Before this day, a number of appeals had been filed against the Delhi High Court verdict. However, the apex judicial body of India did not give a clear verdict on the same. GE Vahanvati, the Attorney-General who had been opposing the said verdict till then, opted not to continue. He said that the Section 377 had been forced on Indian society by the British in view of moral values held dear by them.

2nd July 2009

This is the historical date on which the Section, that had lasted 150 years up till then, was annulled by the Delhi High Court. It also made it possible for consenting adults to have same-sex relationships. When it struck the said section down, it stated that the law was against fundamental rights of individuals. The judicial bench, comprising Justice S Muralidhar and Chief Justice Ajit Prakash Shah, said that if Section 377 was not amended it would be a violation of the Indian Constitution’s Article 14, according to which every citizen was equal before law and had rights to equal opportunities. Incidentally, on 12th June 2009, Veerappa Moily, India’s the-then law minister, had said that Section 377 might have lived past its sell by date.

7th November 2008

This was the final day of hearing for the petition to repeal Section 377, which had been doing the rounds for seven years. The petition received the support of the Union Health Ministry and the opposition of Union Home Ministry.

May 2008

This was the first time that the case regarding repealing of Section 377 was heard in the Delhi High Court.
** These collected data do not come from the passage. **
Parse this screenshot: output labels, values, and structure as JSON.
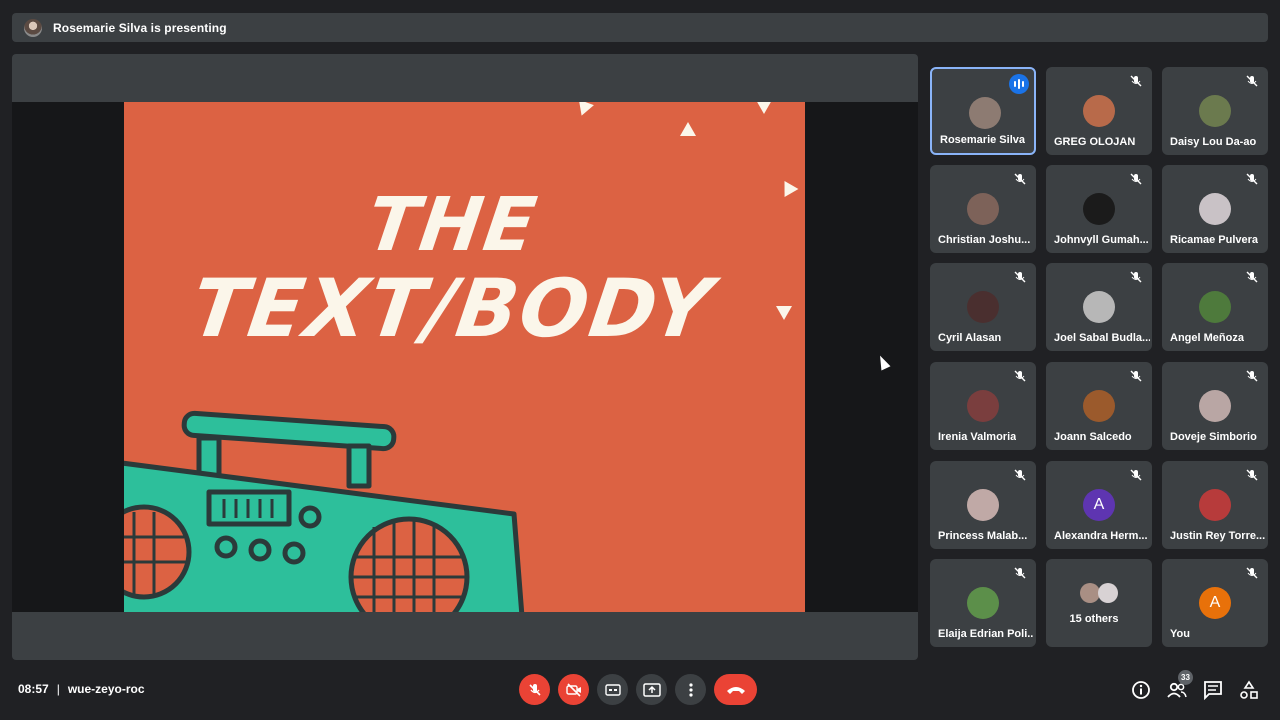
{
  "presenting": {
    "text": "Rosemarie Silva is presenting"
  },
  "slide": {
    "line1": "THE",
    "line2": "TEXT/BODY"
  },
  "participants": [
    {
      "name": "Rosemarie Silva",
      "speaking": true,
      "color": "#8d7b72"
    },
    {
      "name": "GREG OLOJAN",
      "color": "#b86a4a"
    },
    {
      "name": "Daisy Lou Da-ao",
      "color": "#6b7a4e"
    },
    {
      "name": "Christian Joshu...",
      "color": "#7d6259"
    },
    {
      "name": "Johnvyll Gumah...",
      "color": "#1b1b1b"
    },
    {
      "name": "Ricamae Pulvera",
      "color": "#c9c2c6"
    },
    {
      "name": "Cyril Alasan",
      "color": "#4a2f2f"
    },
    {
      "name": "Joel Sabal Budla...",
      "color": "#b7b7b7"
    },
    {
      "name": "Angel Meñoza",
      "color": "#4e7a3c"
    },
    {
      "name": "Irenia Valmoria",
      "color": "#7a3e3e"
    },
    {
      "name": "Joann Salcedo",
      "color": "#9b5a2c"
    },
    {
      "name": "Doveje Simborio",
      "color": "#b9a6a4"
    },
    {
      "name": "Princess Malab...",
      "color": "#c0a9a6"
    },
    {
      "name": "Alexandra Herm...",
      "letter": "A",
      "color": "#5e35b1"
    },
    {
      "name": "Justin Rey Torre...",
      "color": "#b73b3b"
    },
    {
      "name": "Elaija Edrian Poli...",
      "color": "#5c8f4a"
    },
    {
      "name": "15 others"
    },
    {
      "name": "You",
      "letter": "A",
      "color": "#e8710a"
    }
  ],
  "meeting": {
    "time": "08:57",
    "separator": "|",
    "code": "wue-zeyo-roc"
  },
  "people_count": "33",
  "colors": {
    "accent_blue": "#1a73e8",
    "red": "#ea4335",
    "slide_orange": "#dc6243",
    "boombox_teal": "#2dbf9b"
  }
}
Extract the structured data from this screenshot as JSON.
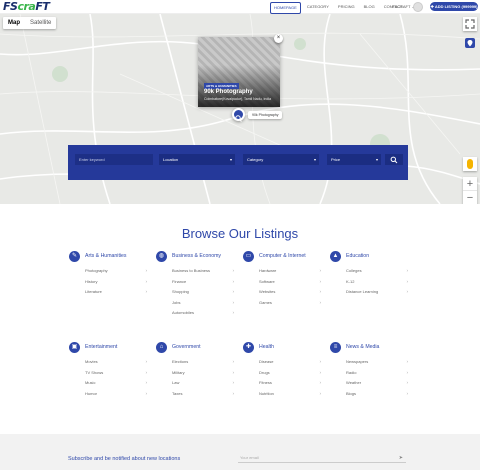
{
  "header": {
    "logo": {
      "part1": "FS",
      "part2": "cra",
      "part3": "FT"
    },
    "nav": [
      {
        "label": "HOMEPAGE",
        "active": true
      },
      {
        "label": "CATEGORY",
        "active": false
      },
      {
        "label": "PRICING",
        "active": false
      },
      {
        "label": "BLOG",
        "active": false
      },
      {
        "label": "CONTACT",
        "active": false
      }
    ],
    "user": "FSCRAFT ⌄",
    "add_listing": "✚ ADD LISTING (999999)"
  },
  "map": {
    "tabs": [
      "Map",
      "Satellite"
    ],
    "popup": {
      "category": "ARTS & HUMANITIES",
      "title": "90k Photography",
      "address": "Coimbatore(Kovaipudur), Tamil Nadu, India",
      "close": "×"
    },
    "marker_label": "90k Photography",
    "zoom_in": "+",
    "zoom_out": "−"
  },
  "search": {
    "keyword_placeholder": "Enter keyword",
    "location": "Location",
    "category": "Category",
    "price": "Price",
    "caret": "▾",
    "search_icon": "⌕"
  },
  "browse": {
    "title": "Browse Our Listings",
    "categories": [
      {
        "name": "Arts & Humanities",
        "icon": "edit-icon",
        "items": [
          "Photography",
          "History",
          "Literature"
        ]
      },
      {
        "name": "Business & Economy",
        "icon": "globe-icon",
        "items": [
          "Business to Business",
          "Finance",
          "Shopping",
          "Jobs",
          "Automobiles"
        ]
      },
      {
        "name": "Computer & Internet",
        "icon": "monitor-icon",
        "items": [
          "Hardware",
          "Software",
          "Websites",
          "Games"
        ]
      },
      {
        "name": "Education",
        "icon": "graduation-cap-icon",
        "items": [
          "Colleges",
          "K-12",
          "Distance Learning"
        ]
      },
      {
        "name": "Entertainment",
        "icon": "film-icon",
        "items": [
          "Movies",
          "TV Shows",
          "Music",
          "Humor"
        ]
      },
      {
        "name": "Government",
        "icon": "building-icon",
        "items": [
          "Elections",
          "Military",
          "Law",
          "Taxes"
        ]
      },
      {
        "name": "Health",
        "icon": "medkit-icon",
        "items": [
          "Disease",
          "Drugs",
          "Fitness",
          "Nutrition"
        ]
      },
      {
        "name": "News & Media",
        "icon": "newspaper-icon",
        "items": [
          "Newspapers",
          "Radio",
          "Weather",
          "Blogs"
        ]
      }
    ],
    "arrow": "›"
  },
  "footer": {
    "subscribe_text": "Subscribe and be notified about new locations",
    "email_placeholder": "Your email",
    "send_icon": "➤"
  },
  "colors": {
    "accent": "#2f48a9",
    "search_bar": "#25399a",
    "map_bg": "#e8e9e6",
    "footer_bg": "#f2f2f2"
  }
}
At that time, the Indian Government was undecided on what to do with the Section with the Ministry of Health and Ministry of Home Affairs differing over the same.                         

2003

It was in this year that the Delhi High Court declined to consider a petition filed by Naz Foundation pertaining to the legality of Section 377. It reasoned that the petitioners lacked locus standi on the issue. At that time nobody had been punished under the law and so the possibilities of the case being heard from a petitioner sans standing were pretty thin. Naz Foundation soon appealed to the Supreme Court, which ruled that it indeed had the standing to file a public interest litigation regarding the case. The case was also referred back to the Delhi High Court.

2001

This was the first time that a PIL was filed by Naz Foundation regarding Section 377. The PIL sought legalization for adults to indulge in homosexual activities.

The road ahead for Section 377 – the social implications

The verdict of 2nd February 2016 provides some hope that the supreme judicial authority is considering the case of a community that has till date been looked down upon in India for several reasons. Only time will tell if the Section 377 is modified or completely done away with. In case of a favourable outcome the LGBT community will breathe a little easy as its members will at least not have to face the possibilities of criminal prosecution. However, one feels that the social stigma attached to such people in India will not change easily, not at least by a Supreme Court ruling. It will take a major change in the belief system of Indians.

They have to understand that there is nothing unnatural in being a homosexual, bisexual or a transgender. They are normal people with the same emotions and cravings as the rest and considering the years of social and legal abuse they have felt they need a little bit more compassion and a lot of empathy. However, what a positive ruling in future will do is that it will enable more people to come out in the open without the fear of legal recrimination, and they will be able to live life to the fullest just as had been envisioned in the Indian Constitution and stated by the Delhi High Court in its 2009 ruling. When that happens, other people will hopefully see the light of reason and come to accept them as parts of the community and not ostracize them anymore.